Generates synthetic event logs for experimentation.
- Uses SNIP to inject controlled noise.
- Supports multiple noise types and parameter configurations.
- Produces input logs for downstream discovery tasks.
To run, update src/main/resources/systems/ folder with the systems folder in https://doi.org/10.26188/30739082, and run src/main/java/org/anandi/Main.java.
The clean samples from the base logs and noisy versions of those clean samples will be generated in src/main/resources/logs/.
Discovers process models for each generated log.
- Implements Alpha Miner, Heuristics Miner, and Inductive Miner.
- Provides consistent interfaces for batch model discovery.
- Outputs models in standardized formats for evaluation.
To run, run model_discovery.py (if needed, update the base file path to where noisy logs are stored).
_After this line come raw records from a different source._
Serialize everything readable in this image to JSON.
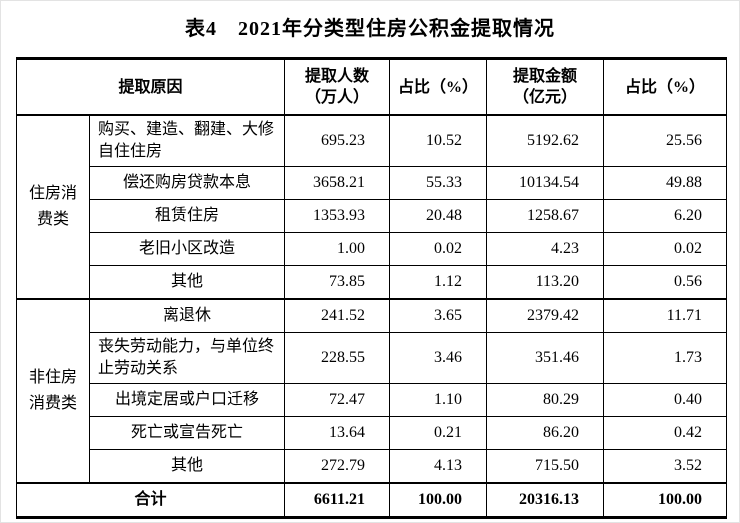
{
  "title": "表4　2021年分类型住房公积金提取情况",
  "header": {
    "reason": "提取原因",
    "people": "提取人数\n（万人）",
    "pct_people": "占比（%）",
    "amount": "提取金额\n（亿元）",
    "pct_amount": "占比（%）"
  },
  "groups": [
    {
      "category": "住房消费类",
      "rows": [
        {
          "reason": "购买、建造、翻建、大修自住住房",
          "people": "695.23",
          "pct_people": "10.52",
          "amount": "5192.62",
          "pct_amount": "25.56"
        },
        {
          "reason": "偿还购房贷款本息",
          "people": "3658.21",
          "pct_people": "55.33",
          "amount": "10134.54",
          "pct_amount": "49.88"
        },
        {
          "reason": "租赁住房",
          "people": "1353.93",
          "pct_people": "20.48",
          "amount": "1258.67",
          "pct_amount": "6.20"
        },
        {
          "reason": "老旧小区改造",
          "people": "1.00",
          "pct_people": "0.02",
          "amount": "4.23",
          "pct_amount": "0.02"
        },
        {
          "reason": "其他",
          "people": "73.85",
          "pct_people": "1.12",
          "amount": "113.20",
          "pct_amount": "0.56"
        }
      ]
    },
    {
      "category": "非住房消费类",
      "rows": [
        {
          "reason": "离退休",
          "people": "241.52",
          "pct_people": "3.65",
          "amount": "2379.42",
          "pct_amount": "11.71"
        },
        {
          "reason": "丧失劳动能力，与单位终止劳动关系",
          "people": "228.55",
          "pct_people": "3.46",
          "amount": "351.46",
          "pct_amount": "1.73"
        },
        {
          "reason": "出境定居或户口迁移",
          "people": "72.47",
          "pct_people": "1.10",
          "amount": "80.29",
          "pct_amount": "0.40"
        },
        {
          "reason": "死亡或宣告死亡",
          "people": "13.64",
          "pct_people": "0.21",
          "amount": "86.20",
          "pct_amount": "0.42"
        },
        {
          "reason": "其他",
          "people": "272.79",
          "pct_people": "4.13",
          "amount": "715.50",
          "pct_amount": "3.52"
        }
      ]
    }
  ],
  "total": {
    "label": "合计",
    "people": "6611.21",
    "pct_people": "100.00",
    "amount": "20316.13",
    "pct_amount": "100.00"
  }
}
The code assumesa path <base_path>/logs/.
Models will be generated at <base_path>/models/.
The clean models are discovered first, then noisy models are discovered in a random order (according to log_data.csv).
Computes the core measures needed for conditioning and stability analysis.
- Quantifies differences between: logs; discovered models; behavioral perspectives; structural perspectives.
- Produces structured, machine-readable evaluation results.
For rediscoverability analysis, run evaluation_f1.py. If needed, update the paths to systems and models.
For behavior replay analysis, run evaluation_f2.py. If needed, update the paths to logs and models.
Analyzes conditioning and stability results using the computed metrics.
- Performs statistical comparisons and robustness assessments.
- Generates all visualizations used in the study (plots, summaries, and tables).
- Includes scripts for reproducing final figures.
For conditioning (model complexity changes with log changes), run conditioning.py, to generate the analysis report and plots.
For stability analysis: (1) for rediscoverability analysis, run stability_f1.py, (2) for behavior replay analysis, run stability_f2.py, to generate the analysis report and plots.